The report – which Sands described as “a collection of meaningless speculation” – did not say that Sands was complicit in US intelligence activity, only that Chinese officials believed it.
At last week’s opening of The Parisian resort on the Cotai Strip, Adelson was predictably bullish about the future as the emphasis on VIP junkets wanes and, if the analysts are to be believed, the mass market model begins to bed in.
However, in the longer term, if the mass market push fails to deliver the bottom line figures required to give a return on what has been massive investment by the US - and other – concessionaires damaging uncertainty could result.
A veteran Macau gaming insider said: “Don’t forget, what might be considered ‘normal market rules’ don’t apply. It is in China’s interests for Macau to work and if that means controlling the numbers who visit the casinos, then so be it.’’
Macau lawyer Carlos Lobo, who has worked for many years in government and the private sector and has an intimate professional knowledge of the gaming industry from both perspectives said.

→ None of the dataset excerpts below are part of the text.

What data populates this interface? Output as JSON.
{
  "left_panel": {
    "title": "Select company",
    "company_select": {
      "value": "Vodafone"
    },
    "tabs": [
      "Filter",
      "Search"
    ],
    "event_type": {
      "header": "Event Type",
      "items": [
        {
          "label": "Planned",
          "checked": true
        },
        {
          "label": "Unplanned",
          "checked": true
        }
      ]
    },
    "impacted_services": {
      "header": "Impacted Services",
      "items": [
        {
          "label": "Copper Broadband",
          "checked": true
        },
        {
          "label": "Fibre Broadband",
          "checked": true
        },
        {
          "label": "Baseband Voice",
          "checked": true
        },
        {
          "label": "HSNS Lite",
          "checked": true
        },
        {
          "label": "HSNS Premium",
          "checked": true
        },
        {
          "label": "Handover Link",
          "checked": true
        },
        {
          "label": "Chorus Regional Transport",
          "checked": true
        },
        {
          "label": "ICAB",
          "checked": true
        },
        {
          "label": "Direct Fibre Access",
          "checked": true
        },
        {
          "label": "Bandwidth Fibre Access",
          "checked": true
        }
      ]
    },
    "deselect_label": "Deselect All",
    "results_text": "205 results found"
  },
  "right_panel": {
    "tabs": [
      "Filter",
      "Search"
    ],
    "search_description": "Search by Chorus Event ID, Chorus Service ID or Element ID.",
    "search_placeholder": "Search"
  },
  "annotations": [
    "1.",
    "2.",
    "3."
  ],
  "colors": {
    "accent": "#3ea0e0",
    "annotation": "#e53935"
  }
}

“My view is that now - in 2019 - is not the time to make any big changes. I think what we will see is an extension for two years of the existing concession [to SJM].
“The aim of the government is a better regulated gaming industry, a more diversified economy and a multi-skilled labour force which will allow Macau to perform the role Beijing has always wanted, that is a key platform for China to build and develop its relationships with the Portuguese-speaking world and by extension the world’s developing countries, most importantly Angola, Brazil and Portugal.
The stakes couldn’t be higher.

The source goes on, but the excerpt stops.